The decision, which places roughly 800,000 DACA recipients, also known as “Dreamers,” at risk for deportation, was met with criticism from elected officials in Rhode Island who spoke at a press conference held at the Segue Institute for Learning in Central Falls.

In her speech at the event, Gov. Gina Raimondo said that Rhode Island stands “behind (its) Dreamers … we want them to know that there’s a place in Rhode Island for everybody.”

Like other Rhode Island leaders, the governor has criticized several of Trump’s proposed policies.

“Let’s send a message to (President Donald Trump) … and members of Congress who are trying to divide America in this time … (that) their policies of hate and cruelty … aren’t going to be tolerated in our country or our state,” she added.

Peter Kilmartin, attorney general of Rhode Island, also spoke at the conference and announced that he would join “other like-minded attorney generals” in legally challenging Trump’s decision to end the program on behalf of the state of Rhode Island.

“Trump has committed a moral crime against children by rescinding this order today,” Kilmartin said. He also urged attendees to “put the pressure on Congress” to pass legislation that would protect DACA recipients.

Mayor Jorge Elorza said that Dreamers are “Americans in every sense of the word,” and to repeal the program is a “cruel-hearted” decision.

“This marks a day that is an assault, an attack on the American dream for 800,000 young people in our country,” he added. Dreamers are “simply asking for the opportunity to continue studying, working and defending our country in the military. … They deserve the ability to pursue the American dream.”

Two Dreamers also spoke at the event, including Javier Juarez MA’18. Juarez spoke about his journey to Brown, which he felt was made possible by programs like DACA. Juarez, who planned to attend law school next fall, said Trump’s decision saddened him as it meant his accomplishments could vanish.

Juarez told The Herald he came to the United States when he was 10 and has lived in Rhode Island for the past 18 years. “It’s frustrating when people are like, ‘You’re an illegal alien,’” Juarez said. “They don’t know how much I’ve become part of this community or how much I’ve contributed to this community.”

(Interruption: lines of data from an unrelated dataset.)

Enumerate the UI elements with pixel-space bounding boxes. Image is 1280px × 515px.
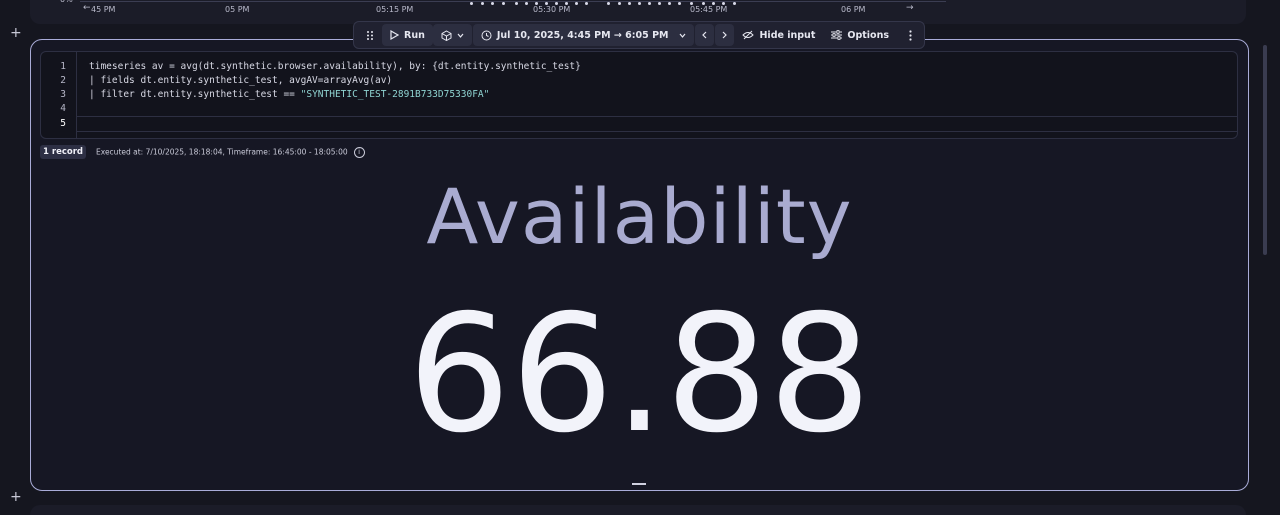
settings-sliders-icon [831, 30, 843, 40]
x-tick-label: 05:45 PM [690, 5, 728, 14]
timeline-dot [575, 2, 578, 5]
play-icon [390, 30, 399, 40]
hide-input-button[interactable]: Hide input [734, 24, 823, 46]
resize-handle[interactable] [632, 483, 646, 485]
timeline-dot [668, 2, 671, 5]
x-tick-label: 05:15 PM [376, 5, 414, 14]
timeframe-label: Jul 10, 2025, 4:45 PM → 6:05 PM [496, 29, 669, 41]
chevron-down-icon [457, 33, 464, 38]
add-section-plus-icon[interactable]: + [10, 26, 22, 40]
record-count-badge: 1 record [40, 145, 86, 159]
code-line[interactable]: | filter dt.entity.synthetic_test == "SY… [89, 89, 489, 100]
x-tick-label: 05:30 PM [533, 5, 571, 14]
options-label: Options [847, 29, 889, 41]
chevron-left-icon [702, 31, 707, 39]
timeframe-selector[interactable]: Jul 10, 2025, 4:45 PM → 6:05 PM [472, 24, 695, 46]
timeline-dot [628, 2, 631, 5]
more-vertical-icon [909, 29, 912, 41]
line-number: 2 [60, 75, 66, 86]
code-line[interactable]: timeseries av = avg(dt.synthetic.browser… [89, 61, 581, 72]
timeline-axis [80, 1, 946, 2]
drag-handle-button[interactable] [358, 24, 382, 46]
code-text: | filter dt.entity.synthetic_test == [89, 89, 301, 100]
run-button[interactable]: Run [382, 24, 433, 46]
timeline-dot [470, 2, 473, 5]
timeline-dot [585, 2, 588, 5]
x-tick-label: 06 PM [841, 5, 866, 14]
y-axis-label-partial: 0% [60, 0, 73, 4]
info-icon[interactable]: i [353, 146, 365, 158]
query-editor[interactable]: 1 2 3 4 5 timeseries av = avg(dt.synthet… [40, 51, 1238, 139]
active-line-highlight [77, 116, 1237, 132]
executed-at-text: Executed at: 7/10/2025, 18:18:04, Timefr… [96, 146, 365, 158]
tile-toolbar: Run Jul 10, 2025, 4:45 PM → 6:05 PM Hide… [353, 21, 925, 49]
page-scrollbar[interactable] [1263, 45, 1267, 255]
timeline-dot [607, 2, 610, 5]
execution-meta: 1 record Executed at: 7/10/2025, 18:18:0… [40, 145, 365, 159]
line-number: 1 [60, 61, 66, 72]
executed-at-label: Executed at: 7/10/2025, 18:18:04, Timefr… [96, 147, 348, 156]
chevron-right-icon [723, 31, 728, 39]
timeline-dot [638, 2, 641, 5]
next-tile [30, 505, 1246, 515]
timeframe-previous-button[interactable] [695, 24, 715, 46]
cube-icon [441, 29, 452, 41]
timeline-dot [618, 2, 621, 5]
add-section-plus-icon[interactable]: + [10, 490, 22, 504]
line-number-gutter: 1 2 3 4 5 [41, 52, 77, 138]
eye-off-icon [742, 30, 755, 40]
string-literal: "SYNTHETIC_TEST-2891B733D75330FA" [300, 89, 490, 100]
timeframe-next-button[interactable] [715, 24, 735, 46]
timeline-dot [658, 2, 661, 5]
timeline-dot [515, 2, 518, 5]
timeline-dot [678, 2, 681, 5]
timeline-dot [491, 2, 494, 5]
timeline-dot [481, 2, 484, 5]
timeline-right-arrow[interactable]: → [906, 3, 914, 13]
code-line[interactable]: | fields dt.entity.synthetic_test, avgAV… [89, 75, 392, 86]
hide-input-label: Hide input [759, 29, 816, 41]
timeline-dot [525, 2, 528, 5]
line-number: 3 [60, 89, 66, 100]
line-number: 4 [60, 103, 66, 114]
drag-handle-icon [367, 30, 373, 40]
chevron-down-icon [680, 33, 686, 38]
timeline-dot [733, 2, 736, 5]
timeline-left-arrow[interactable]: ← [83, 3, 91, 13]
x-tick-label: 05 PM [225, 5, 250, 14]
datasource-dropdown[interactable] [433, 24, 473, 46]
single-value-number: 66.88 [407, 281, 872, 469]
timeline-dot [648, 2, 651, 5]
clock-icon [481, 30, 492, 40]
line-number-active: 5 [60, 118, 66, 129]
run-button-label: Run [404, 29, 425, 41]
more-actions-button[interactable] [901, 24, 920, 46]
single-value-title: Availability [426, 172, 853, 261]
x-tick-label: 45 PM [91, 5, 116, 14]
options-button[interactable]: Options [823, 24, 897, 46]
timeline-dot [502, 2, 505, 5]
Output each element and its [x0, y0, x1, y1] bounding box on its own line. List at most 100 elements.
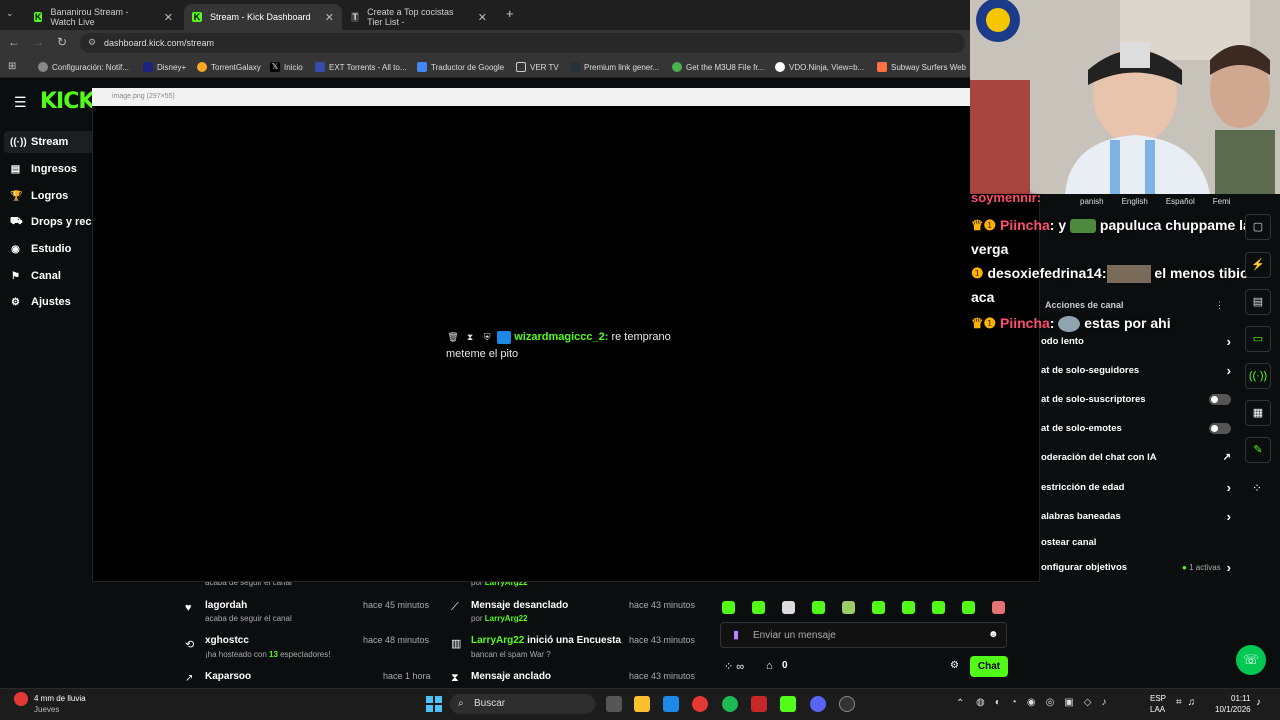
ban-icon[interactable]: ⛨	[480, 329, 494, 346]
subscribers-only-toggle[interactable]	[1209, 393, 1231, 405]
emote-icon[interactable]	[962, 601, 975, 614]
message-username[interactable]: wizardmagiccc_2:	[514, 331, 608, 343]
tray-app-icon[interactable]: ◇	[1084, 697, 1092, 708]
emote-icon[interactable]	[992, 601, 1005, 614]
bookmark-item[interactable]: Premium link gener...	[570, 58, 659, 76]
setting-followers-only[interactable]: at de solo-seguidores ›	[1041, 360, 1231, 380]
bookmark-item[interactable]: Subway Surfers Web	[877, 58, 966, 76]
bookmark-item[interactable]: 𝕏 Inicio	[270, 58, 303, 76]
bookmark-item[interactable]: VER TV	[516, 58, 559, 76]
send-chat-button[interactable]: Chat	[970, 656, 1008, 677]
new-tab-button[interactable]: +	[506, 6, 514, 21]
delete-icon[interactable]: 🗑	[446, 329, 460, 346]
keyboard-layout[interactable]: LAA	[1150, 705, 1165, 714]
windows-start-icon[interactable]	[426, 696, 442, 712]
setting-age-restriction[interactable]: estricción de edad ›	[1041, 477, 1231, 497]
store-app-icon[interactable]	[663, 696, 679, 712]
close-tab-icon[interactable]: ✕	[325, 11, 334, 24]
rail-document-icon[interactable]: ▤	[1245, 289, 1271, 315]
emotes-only-toggle[interactable]	[1209, 422, 1231, 434]
tray-app-icon[interactable]: ◔	[1011, 697, 1017, 708]
language-tab[interactable]: English	[1122, 197, 1148, 206]
tab-list-chevron-icon[interactable]: ⌄	[6, 8, 14, 19]
hamburger-menu-icon[interactable]: ☰	[14, 94, 27, 111]
language-tab[interactable]: Femi	[1213, 197, 1231, 206]
rail-chat-icon[interactable]: ▭	[1245, 326, 1271, 352]
tray-app-icon[interactable]: ◉	[1027, 697, 1036, 708]
setting-host-channel[interactable]: ostear canal	[1041, 532, 1231, 552]
clock-date[interactable]: 10/1/2026	[1215, 705, 1251, 714]
tray-app-icon[interactable]: ◐	[995, 697, 1001, 708]
kick-app-icon[interactable]	[780, 696, 796, 712]
bookmark-item[interactable]: Configuración: Notif...	[38, 58, 129, 76]
voicemod-icon[interactable]	[751, 696, 767, 712]
emoji-picker-icon[interactable]: ☻	[988, 629, 999, 640]
emote-icon[interactable]	[932, 601, 945, 614]
support-chat-button[interactable]: ☏	[1236, 645, 1266, 675]
timeout-icon[interactable]: ⧗	[463, 329, 477, 346]
back-icon[interactable]: ←	[6, 34, 22, 50]
microphone-tray-icon[interactable]: ♪	[1101, 697, 1106, 708]
forward-icon[interactable]: →	[30, 34, 46, 50]
tray-chevron-icon[interactable]: ⌃	[956, 698, 964, 709]
apps-grid-icon[interactable]: ⊞	[8, 61, 16, 72]
nav-ingresos[interactable]: ▤ Ingresos	[10, 158, 77, 180]
status-icons[interactable]: ⌗ ♫	[1176, 697, 1195, 708]
rail-tools-icon[interactable]: ✎	[1245, 437, 1271, 463]
emote-icon[interactable]	[752, 601, 765, 614]
chrome-icon[interactable]	[692, 696, 708, 712]
tab-tier-list[interactable]: T Create a Top cocistas Tier List - ✕	[343, 4, 495, 30]
tab-bananirou[interactable]: K Bananirou Stream - Watch Live ✕	[26, 4, 181, 30]
steam-icon[interactable]: ◎	[1046, 697, 1055, 708]
store-icon[interactable]: ⌂	[766, 660, 773, 672]
nav-drops[interactable]: ⛟ Drops y rec	[10, 211, 92, 233]
nav-estudio[interactable]: ◉ Estudio	[10, 238, 71, 260]
tray-app-icon[interactable]: ◍	[976, 697, 985, 708]
file-explorer-icon[interactable]	[634, 696, 650, 712]
microphone-icon[interactable]: ▮	[733, 628, 739, 641]
task-view-icon[interactable]	[606, 696, 622, 712]
site-info-icon[interactable]: ⚙	[88, 37, 96, 48]
reload-icon[interactable]: ↻	[54, 34, 70, 50]
bookmark-item[interactable]: Get the M3U8 File fr...	[672, 58, 764, 76]
emote-icon[interactable]	[782, 601, 795, 614]
discord-icon[interactable]	[810, 696, 826, 712]
notifications-icon[interactable]: ♪	[1256, 697, 1261, 708]
spotify-icon[interactable]	[722, 696, 738, 712]
bookmark-item[interactable]: Traductor de Google	[417, 58, 504, 76]
setting-subscribers-only[interactable]: at de solo-suscriptores	[1041, 389, 1231, 409]
tab-kick-dashboard[interactable]: K Stream - Kick Dashboard ✕	[184, 4, 342, 30]
emote-icon[interactable]	[872, 601, 885, 614]
emote-icon[interactable]	[812, 601, 825, 614]
nav-stream[interactable]: ((·)) Stream	[4, 131, 95, 153]
emote-icon[interactable]	[722, 601, 735, 614]
language-indicator[interactable]: ESP	[1150, 694, 1166, 703]
close-tab-icon[interactable]: ✕	[478, 11, 487, 24]
rail-lightning-icon[interactable]: ⚡	[1245, 252, 1271, 278]
language-tab[interactable]: panish	[1080, 197, 1104, 206]
rail-broadcast-icon[interactable]: ((·))	[1245, 363, 1271, 389]
rail-expand-icon[interactable]: ▢	[1245, 214, 1271, 240]
bookmark-item[interactable]: Disney+	[143, 58, 186, 76]
bookmark-item[interactable]: VDO.Ninja, View=b...	[775, 58, 864, 76]
bookmark-item[interactable]: EXT Torrents - All to...	[315, 58, 407, 76]
nav-canal[interactable]: ⚑ Canal	[10, 265, 61, 287]
weather-icon[interactable]	[14, 692, 28, 706]
obs-icon[interactable]	[839, 696, 855, 712]
setting-banned-words[interactable]: alabras baneadas ›	[1041, 506, 1231, 526]
chat-input[interactable]: ▮ Enviar un mensaje ☻	[720, 622, 1007, 648]
emote-icon[interactable]	[842, 601, 855, 614]
close-tab-icon[interactable]: ✕	[164, 11, 173, 24]
setting-slow-mode[interactable]: odo lento ›	[1041, 331, 1231, 351]
community-points-icon[interactable]: ⁘ ∞	[724, 660, 744, 673]
address-bar[interactable]: dashboard.kick.com/stream	[80, 33, 965, 53]
emote-icon[interactable]	[902, 601, 915, 614]
rail-more-icon[interactable]: ⁘	[1252, 481, 1262, 495]
setting-ai-moderation[interactable]: oderación del chat con IA ↗	[1041, 447, 1231, 467]
tray-app-icon[interactable]: ▣	[1064, 697, 1073, 708]
kick-logo[interactable]: KICK	[40, 89, 95, 114]
clock-time[interactable]: 01:11	[1231, 694, 1250, 703]
more-options-icon[interactable]: ⋮	[1215, 300, 1224, 311]
rail-layout-icon[interactable]: ▦	[1245, 400, 1271, 426]
nav-ajustes[interactable]: ⚙ Ajustes	[10, 291, 71, 313]
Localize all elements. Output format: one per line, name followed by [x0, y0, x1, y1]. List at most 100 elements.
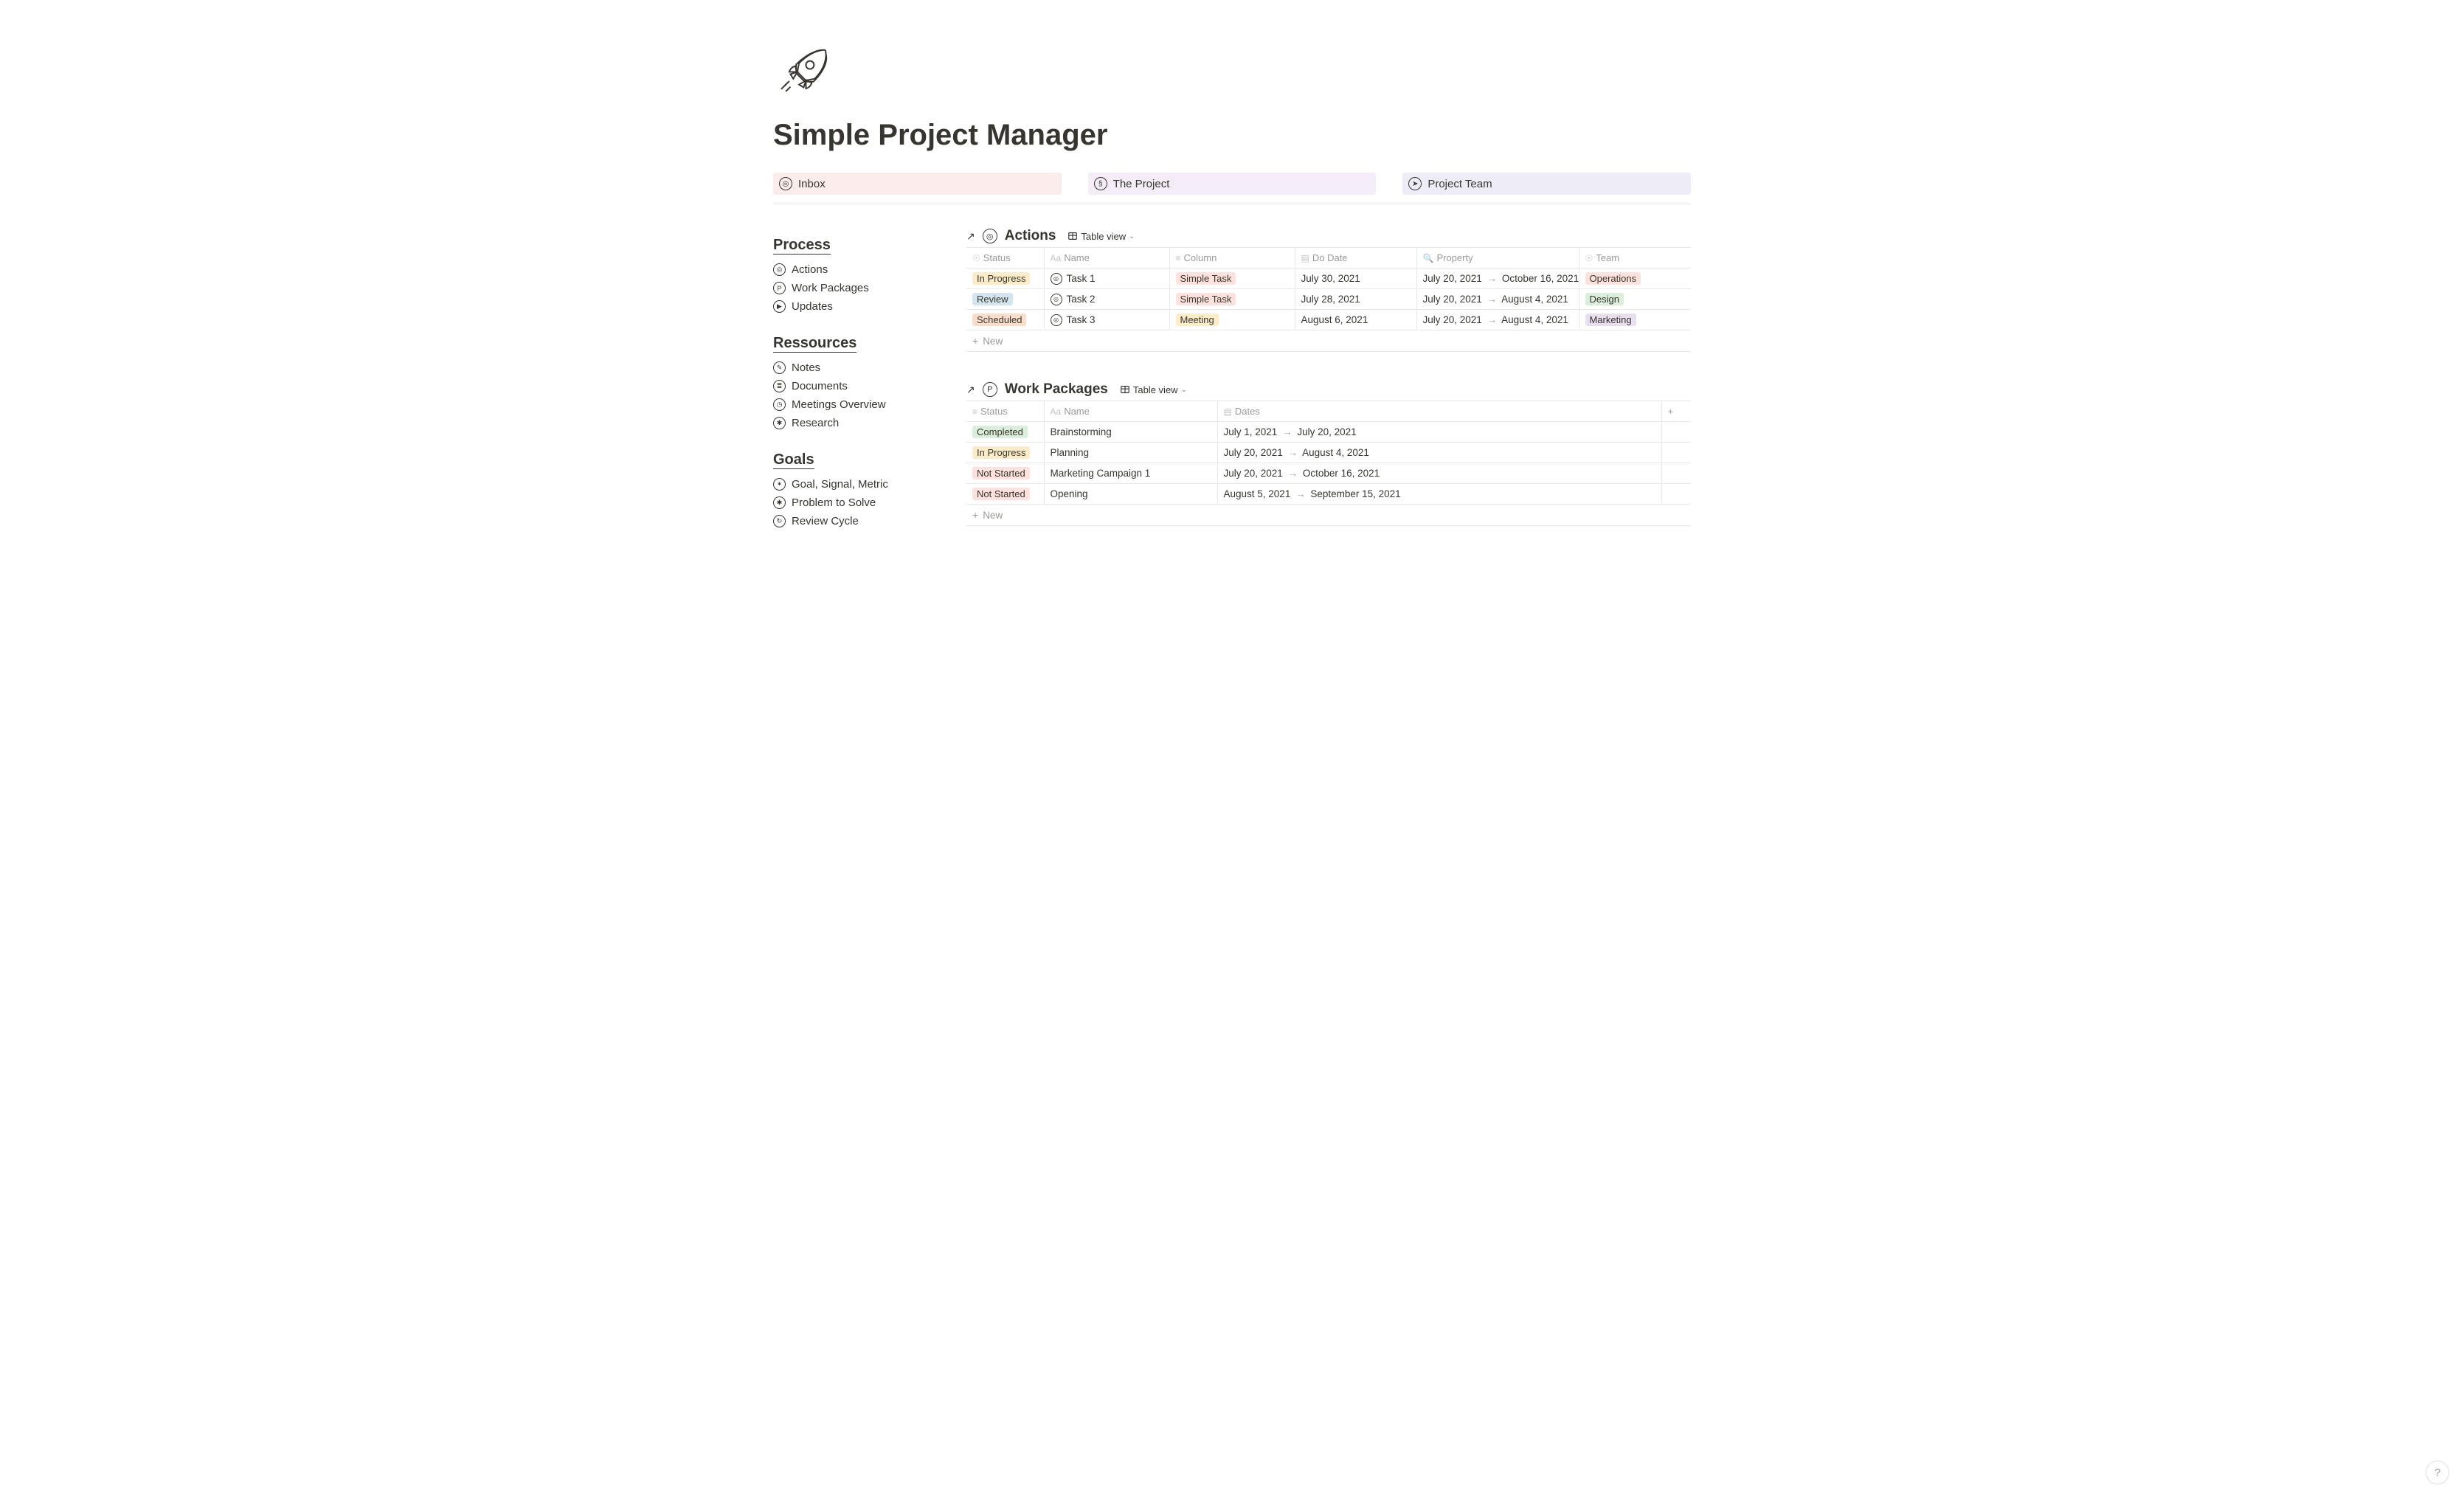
- add-column-button[interactable]: +: [1661, 401, 1691, 422]
- status-tag: Scheduled: [972, 314, 1026, 326]
- package-icon: P: [773, 282, 786, 294]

Juarez said that he felt that his work with the Coalition of Advocates for Student Opportunities, which connected him with younger students from similar backgrounds as himself, gave him a “sense of responsibility” to speak publicly about his experiences as a DACA recipient.

“When I have the opportunity, I’m going to speak for the students I work with that don’t have the courage to come out,” Juarez said. “But I also have to deal with reality, which is I’m (at Brown) now. … I have to register for classes. I have to fund my degree.”

The latest decision to rollback the DACA program complicates Juarez’s ability to pay for his degree at Brown. “Is it smart for me to take out a loan knowing that I should save money in case I get deported?” Juarez said. While he previously had the security to work and pay off his loan, Juarez said he is now dealing with “a ticking time bomb” given the program’s new expiration date.

“Being forced to make these decisions is tough mentally,” Juarez said.

But Juarez said he is happy to be at a university that supports its DACA students. “My own department, the American studies department … reached out to me saying (that they) hoped everything was okay,” he said. It  “feels like you belong and like people are looking out for you.”

Juarez said that it was important for people who aren’t personally affected by the decision to end DACA to “advocate on behalf of those people that are scared to come out.”

“These are people who cannot vote. I pay taxes, but I cannot vote,” he added. Given Congress’ responsibility to replace the program, Juarez stressed the importance of placing pressure on Congressional members and attorney generals around the country to allow Dreamers to stay.